The rare ray of hope of September’s mini Intifada has stirred something.
An analytical write up on twitter on a new player on the scene, The Egyptian Joker , favoring mental and physical training and a cellular structure of disparate sevens drew more than 80,000 impressions- that is a loud digital cry for change. Right or wrong, with success on its horizon or another failure in the long line of change makers, numbers of this “organized non movement’’ appear to be growing- at least on social media, the tool of the oppressed in police states like Egypt. This Tuesday the group will stage its first practical training in Egypt’s streets.
There are other smaller groups attempting to organize behind the scenes but are not making much headway or noise. Egypt, however, has been so starved of political movement and organization, for so many years, that experience and cadres are sparse. Nonetheless, Mohamed Ali promised, just this week, a “surprise that will be bring the end’’ of Sisi in 2-3 weeks. Ahmed El Tantaway, a parliamentarian in the meager opposition, put forth a 12 point plan out of the current fiasco
At the very least still waters are still no more.
The dam will break without a miracle. Confrontation itself is not the goal - change is, specifically, structural change. Conversations with dissidents, activists and intellectuals have had one common thread: “We cannot repeat the mistakes of the past”. Gone is the naivete of the past replaced by a deadly and cynical realism. A well-known dissident told Raseef 22: “this time we may lose as many as 50,000 lives” with a revolution.
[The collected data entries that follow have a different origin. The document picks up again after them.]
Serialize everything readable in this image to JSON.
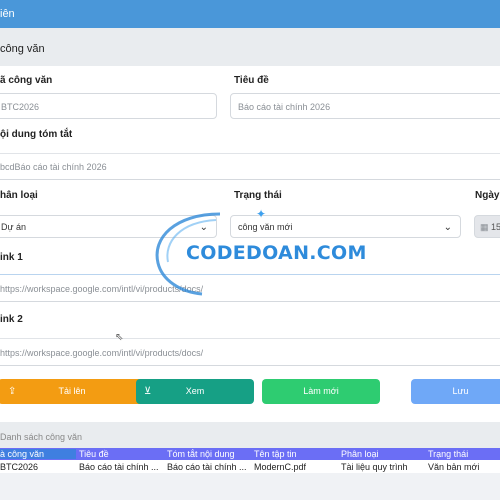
{
  "window": {
    "title": "iên"
  },
  "section": {
    "title": "công văn"
  },
  "form": {
    "code": {
      "label": "ã công văn",
      "value": "BTC2026"
    },
    "title": {
      "label": "Tiêu đề",
      "value": "Báo cáo tài chính 2026"
    },
    "summary": {
      "label": "ội dung tóm tắt",
      "value": "bcdBáo cáo tài chính 2026"
    },
    "category": {
      "label": "hân loại",
      "value": "Dự án"
    },
    "status": {
      "label": "Trạng thái",
      "value": "công văn mới"
    },
    "date": {
      "label": "Ngày",
      "value": "15"
    },
    "link1": {
      "label": "ink 1",
      "value": "https://workspace.google.com/intl/vi/products/docs/"
    },
    "link2": {
      "label": "ink 2",
      "value": "https://workspace.google.com/intl/vi/products/docs/"
    }
  },
  "buttons": {
    "upload": "Tải lên",
    "view": "Xem",
    "refresh": "Làm mới",
    "save": "Lưu"
  },
  "list": {
    "title": "Danh sách công văn",
    "columns": [
      "à công văn",
      "Tiêu đề",
      "Tóm tắt nội dung",
      "Tên tập tin",
      "Phân loại",
      "Trạng thái"
    ],
    "rows": [
      [
        "BTC2026",
        "Báo cáo tài chính ...",
        "Báo cáo tài chính ...",
        "ModernC.pdf",
        "Tài liệu quy trình",
        "Văn bản mới"
      ]
    ]
  },
  "watermark": {
    "text": "CODEDOAN.COM"
  },
  "colors": {
    "titlebar": "#4a97d9",
    "upload": "#f39c12",
    "view": "#16a085",
    "refresh": "#2ecc71",
    "save": "#6fa8f7",
    "table_header": "#6b6ef5"
  }
}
Numbers may, in fact, be higher. Sisi has shown both a thirst for blood and has linked his existential survival with the upper echelons of the army. In so doing, and while peppering that class with endless funds, palaces, he is gambling on the guns never turning against him but against the people when the hour of reckoning beckons.
Egypt has been divided for years. Without a recognition of the importance of a tactical alliance between those mistrusting Sisi, the military institution and a corrupt self-benefiting bureaucracy will continue to reign for many years.
But if the Frozen War is thawed, what needs to be for this nation state to survive, will be.